Friday, March 27, 2009

The Brothers of Jesus Don't Scare Me

Why does the Bible say that Jesus had brothers if Mary was a virgin her whole life?

There are several verses in Scripture that refer to the “brothers” of Jesus (cf. Mt 12:46; 13:55-56; Mk 3:31; Lk 8:19; Jn 7:1-10; Acts 1:14; Gal 1:19). However, it is not necessary to believe that these “brothers” were actually His siblings.

Remember, the New Testament was written in Greek. The Greek word for “brother” in these verses is adelphos. This word can mean “sibling,” but it is also used in Scripture to refer to those of the same nationality; any man, or neighbor; persons with like interests; distant descendants of the same parents; persons united by a common calling; mankind; the disciples; and all believers.

Considering the broad meaning of the word, we can just as easily say that the “brothers” of Jesus were not Jesus’ siblings but instead were related to Him in some other way. Scripture tells us that at least four of them – James, Joseph, Simon, and Judas – were actually Jesus’ cousins, since their mother was Mary’s sister (cf. Mt 27:56,61; 28:1; Mk 15:47; Jn 19:25). That fact alone is reason to give us pause, instead of jumping to the conclusion that every brother of Jesus mention in the NT is an actual sibling of Jesus.

The customs of the day are helpful here as well. For one, Jesus was the first born of the family, so these brothers would be younger than Him. In Jn 7:1-10 we see them giving Jesus orders and practically reprimanding Him. Yet, in Jesus' day, no younger brother would dare speak to the eldest the way these brothers speak to Jesus.

Also, it was Jewish custom for the eldest son to take care of his mother once his father died. Once the eldest son died, this responsibility fell on the next son, and so on. Yet, Jesus gave his mother to the Apostle John, not to any of His brothers (cf. Jn 19:26-27).

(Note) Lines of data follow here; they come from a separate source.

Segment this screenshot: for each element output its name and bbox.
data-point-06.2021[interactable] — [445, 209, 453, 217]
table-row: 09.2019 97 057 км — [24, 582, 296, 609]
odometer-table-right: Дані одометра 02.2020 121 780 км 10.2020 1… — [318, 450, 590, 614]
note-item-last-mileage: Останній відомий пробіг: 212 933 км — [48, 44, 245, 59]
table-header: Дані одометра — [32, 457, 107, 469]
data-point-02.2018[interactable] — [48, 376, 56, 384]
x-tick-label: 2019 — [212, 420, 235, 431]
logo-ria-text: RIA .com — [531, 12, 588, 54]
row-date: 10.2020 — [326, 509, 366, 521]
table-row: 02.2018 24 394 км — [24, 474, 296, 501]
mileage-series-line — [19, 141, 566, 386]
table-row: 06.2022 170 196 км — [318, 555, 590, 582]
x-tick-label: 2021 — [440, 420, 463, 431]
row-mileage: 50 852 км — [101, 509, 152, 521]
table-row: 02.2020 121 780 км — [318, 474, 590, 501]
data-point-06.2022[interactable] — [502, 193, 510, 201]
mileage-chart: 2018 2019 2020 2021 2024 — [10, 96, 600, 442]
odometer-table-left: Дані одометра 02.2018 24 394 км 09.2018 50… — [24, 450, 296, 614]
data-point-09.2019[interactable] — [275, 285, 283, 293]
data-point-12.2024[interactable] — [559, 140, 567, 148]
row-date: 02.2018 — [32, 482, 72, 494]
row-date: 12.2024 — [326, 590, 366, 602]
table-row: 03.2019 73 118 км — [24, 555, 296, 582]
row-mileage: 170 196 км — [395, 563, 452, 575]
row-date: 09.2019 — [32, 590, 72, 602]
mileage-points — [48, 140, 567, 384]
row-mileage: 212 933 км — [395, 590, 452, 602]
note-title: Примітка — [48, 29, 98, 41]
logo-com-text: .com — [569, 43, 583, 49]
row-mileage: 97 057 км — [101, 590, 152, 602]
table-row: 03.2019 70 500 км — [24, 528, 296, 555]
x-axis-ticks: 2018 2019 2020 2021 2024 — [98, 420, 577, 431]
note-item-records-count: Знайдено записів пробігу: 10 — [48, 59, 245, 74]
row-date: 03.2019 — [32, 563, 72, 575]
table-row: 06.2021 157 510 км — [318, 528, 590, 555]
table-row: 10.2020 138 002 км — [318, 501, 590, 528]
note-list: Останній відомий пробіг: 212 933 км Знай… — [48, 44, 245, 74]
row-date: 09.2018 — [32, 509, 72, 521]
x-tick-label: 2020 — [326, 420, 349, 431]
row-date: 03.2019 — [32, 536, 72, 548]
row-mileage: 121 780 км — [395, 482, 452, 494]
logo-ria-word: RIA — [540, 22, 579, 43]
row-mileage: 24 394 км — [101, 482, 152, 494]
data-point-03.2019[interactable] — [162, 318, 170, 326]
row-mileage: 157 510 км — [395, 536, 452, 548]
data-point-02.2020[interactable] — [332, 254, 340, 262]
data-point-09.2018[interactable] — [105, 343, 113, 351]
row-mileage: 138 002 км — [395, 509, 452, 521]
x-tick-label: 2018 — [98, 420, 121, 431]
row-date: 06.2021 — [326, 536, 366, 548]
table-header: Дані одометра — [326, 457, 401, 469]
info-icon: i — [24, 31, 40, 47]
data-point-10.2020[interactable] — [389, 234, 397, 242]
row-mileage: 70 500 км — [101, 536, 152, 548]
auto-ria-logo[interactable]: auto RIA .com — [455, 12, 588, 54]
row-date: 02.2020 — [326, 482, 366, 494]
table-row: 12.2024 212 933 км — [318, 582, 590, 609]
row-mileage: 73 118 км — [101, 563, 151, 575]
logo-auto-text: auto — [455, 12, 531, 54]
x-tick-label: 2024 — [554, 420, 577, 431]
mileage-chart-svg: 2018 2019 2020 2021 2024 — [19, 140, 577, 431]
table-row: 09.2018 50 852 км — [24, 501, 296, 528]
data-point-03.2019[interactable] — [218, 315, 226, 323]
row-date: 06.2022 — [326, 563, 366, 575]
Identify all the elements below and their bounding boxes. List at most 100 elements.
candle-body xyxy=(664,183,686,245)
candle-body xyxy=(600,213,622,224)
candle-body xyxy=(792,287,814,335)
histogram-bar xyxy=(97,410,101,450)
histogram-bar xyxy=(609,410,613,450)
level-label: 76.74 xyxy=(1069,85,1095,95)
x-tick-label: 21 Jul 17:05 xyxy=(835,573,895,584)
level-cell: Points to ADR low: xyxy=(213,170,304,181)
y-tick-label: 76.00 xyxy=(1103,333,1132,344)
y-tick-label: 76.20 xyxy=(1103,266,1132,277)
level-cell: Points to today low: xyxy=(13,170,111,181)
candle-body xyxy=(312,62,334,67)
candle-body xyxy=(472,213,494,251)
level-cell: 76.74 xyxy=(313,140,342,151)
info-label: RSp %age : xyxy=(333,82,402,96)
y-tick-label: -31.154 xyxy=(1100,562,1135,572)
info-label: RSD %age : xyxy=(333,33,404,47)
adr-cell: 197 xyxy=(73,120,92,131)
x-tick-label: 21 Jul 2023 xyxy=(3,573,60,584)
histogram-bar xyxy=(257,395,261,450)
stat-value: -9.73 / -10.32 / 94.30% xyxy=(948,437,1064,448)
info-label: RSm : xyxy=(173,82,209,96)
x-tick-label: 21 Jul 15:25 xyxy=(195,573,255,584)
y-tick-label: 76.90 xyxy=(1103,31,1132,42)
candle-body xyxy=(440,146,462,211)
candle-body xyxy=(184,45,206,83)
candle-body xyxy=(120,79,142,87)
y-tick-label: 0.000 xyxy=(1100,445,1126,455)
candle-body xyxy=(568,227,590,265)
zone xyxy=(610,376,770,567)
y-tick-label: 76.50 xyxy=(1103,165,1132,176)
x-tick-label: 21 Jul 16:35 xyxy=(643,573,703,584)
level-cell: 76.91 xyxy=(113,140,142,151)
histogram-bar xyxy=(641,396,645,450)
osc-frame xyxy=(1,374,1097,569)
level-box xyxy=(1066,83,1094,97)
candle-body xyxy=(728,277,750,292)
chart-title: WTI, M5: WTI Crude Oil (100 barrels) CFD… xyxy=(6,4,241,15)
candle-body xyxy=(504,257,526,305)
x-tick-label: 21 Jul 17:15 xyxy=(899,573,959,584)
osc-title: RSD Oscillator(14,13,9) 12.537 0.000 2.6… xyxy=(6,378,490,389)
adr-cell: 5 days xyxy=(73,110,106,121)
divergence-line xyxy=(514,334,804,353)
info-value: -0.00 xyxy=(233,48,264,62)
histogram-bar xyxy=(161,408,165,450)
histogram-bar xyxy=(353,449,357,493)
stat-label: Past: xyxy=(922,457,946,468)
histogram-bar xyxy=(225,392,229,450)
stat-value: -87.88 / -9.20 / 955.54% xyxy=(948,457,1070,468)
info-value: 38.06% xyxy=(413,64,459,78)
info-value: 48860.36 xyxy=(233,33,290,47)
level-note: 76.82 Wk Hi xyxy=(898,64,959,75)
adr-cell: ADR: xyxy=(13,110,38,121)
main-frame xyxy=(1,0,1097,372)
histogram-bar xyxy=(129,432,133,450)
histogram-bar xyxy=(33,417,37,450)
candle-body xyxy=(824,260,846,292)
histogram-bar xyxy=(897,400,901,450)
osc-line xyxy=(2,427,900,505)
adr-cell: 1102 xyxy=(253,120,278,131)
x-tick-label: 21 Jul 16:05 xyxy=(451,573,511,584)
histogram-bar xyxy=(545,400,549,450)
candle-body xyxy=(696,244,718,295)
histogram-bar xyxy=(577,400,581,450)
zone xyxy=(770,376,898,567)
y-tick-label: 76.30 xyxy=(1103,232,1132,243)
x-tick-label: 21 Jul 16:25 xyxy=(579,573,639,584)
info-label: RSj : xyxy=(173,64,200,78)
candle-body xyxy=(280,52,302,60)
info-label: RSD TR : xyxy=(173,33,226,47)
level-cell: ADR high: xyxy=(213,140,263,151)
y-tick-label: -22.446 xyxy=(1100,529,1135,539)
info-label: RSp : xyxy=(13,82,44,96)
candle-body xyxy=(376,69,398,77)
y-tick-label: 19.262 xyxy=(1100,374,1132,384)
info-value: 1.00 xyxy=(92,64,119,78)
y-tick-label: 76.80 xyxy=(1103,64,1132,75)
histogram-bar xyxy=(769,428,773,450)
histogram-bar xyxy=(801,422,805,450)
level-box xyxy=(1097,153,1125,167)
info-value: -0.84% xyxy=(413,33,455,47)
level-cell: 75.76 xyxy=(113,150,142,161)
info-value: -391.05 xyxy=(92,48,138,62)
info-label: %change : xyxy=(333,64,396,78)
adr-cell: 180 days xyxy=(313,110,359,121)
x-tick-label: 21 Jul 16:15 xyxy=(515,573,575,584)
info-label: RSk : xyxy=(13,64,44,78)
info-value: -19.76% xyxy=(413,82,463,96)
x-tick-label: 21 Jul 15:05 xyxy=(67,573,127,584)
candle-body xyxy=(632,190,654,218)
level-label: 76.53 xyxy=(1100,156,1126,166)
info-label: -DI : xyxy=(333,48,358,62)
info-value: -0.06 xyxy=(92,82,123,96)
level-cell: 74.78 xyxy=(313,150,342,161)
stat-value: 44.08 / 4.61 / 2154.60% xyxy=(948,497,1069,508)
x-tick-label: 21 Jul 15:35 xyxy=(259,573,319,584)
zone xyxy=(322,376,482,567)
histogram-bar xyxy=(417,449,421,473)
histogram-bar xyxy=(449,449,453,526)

Furthermore, there are a couple of places where one would expect to see these siblings of Jesus, but they are conspicuously absent. For example, if Jesus had siblings, where were they when Mary and Joseph lost Jesus on the way back from celebrating the Passover in Jerusalem? These siblings certainly would have been traveling with them. Yet, there is no mention of them at all in the account of what happened. Note also that, when Mary and Joseph realized that Jesus was gone, they didn’t go to his supposed siblings, which would have been the logical thing to do. Instead, they looked among their “kinfolk and acquaintances” (Lk 2:44).

Where were the siblings of Jesus at the wedding feast at Cana? Mary was invited, Jesus was invited, even Jesus' followers were invited, but we don't read of any invitation for His siblings, for "Jesus and His brothers" or anything like that (cf. Jn 2:1-2). Were they just snubbed? Highly unlikely. Marriages were a whole community affair. Everyone in town would celebrate. The most plausible explanation for why the siblings of Jesus weren't invited is because they did not exist.

Why, if Jesus had other siblings, is He referred to in Scripture as "the" son of Joseph and Mary, instead of "a" son (cf. Mk 6:3; Jn 1:45; 6:42). Maybe there's nothing there, but it seems to me that if Mary had multiple sons, "a son" would have been the more appropriate phrase.

So, we can see from the underlying Greek, from the customs of the day, and from other peculiarities in Scripture, that it's quite reasonable to conclude that Mary did not have other children.

We even have reason to believe that she never intended to. How else do we explain the confusion that Mary expressed when the angel told her she would conceive and bear a son? From Lk 1:34, "How shall this be, seeing I know not a man" (KJV), "since I have no relations with a man" (NABRE). If she intended to have children, there would be no confusion. She would have just assumed that once she entered into Joseph's house, they would have marital relations and she would conceive a son. But, she's confused. She doesn't understand how this can happen.

Does she not know how babies are made? I think she's confused because she intended to be a virgin dedicated to the Lord. The angel relieves her anxiety and concern by basically saying, "Don't worry, you will remain a virgin, the child will be conceived not in the usual way, but by the power of the Holy Spirit" (cf. Lk 1:35)

All of this explains why Catholics have nothing to fear when they read of the “brothers of Jesus” in Scripture.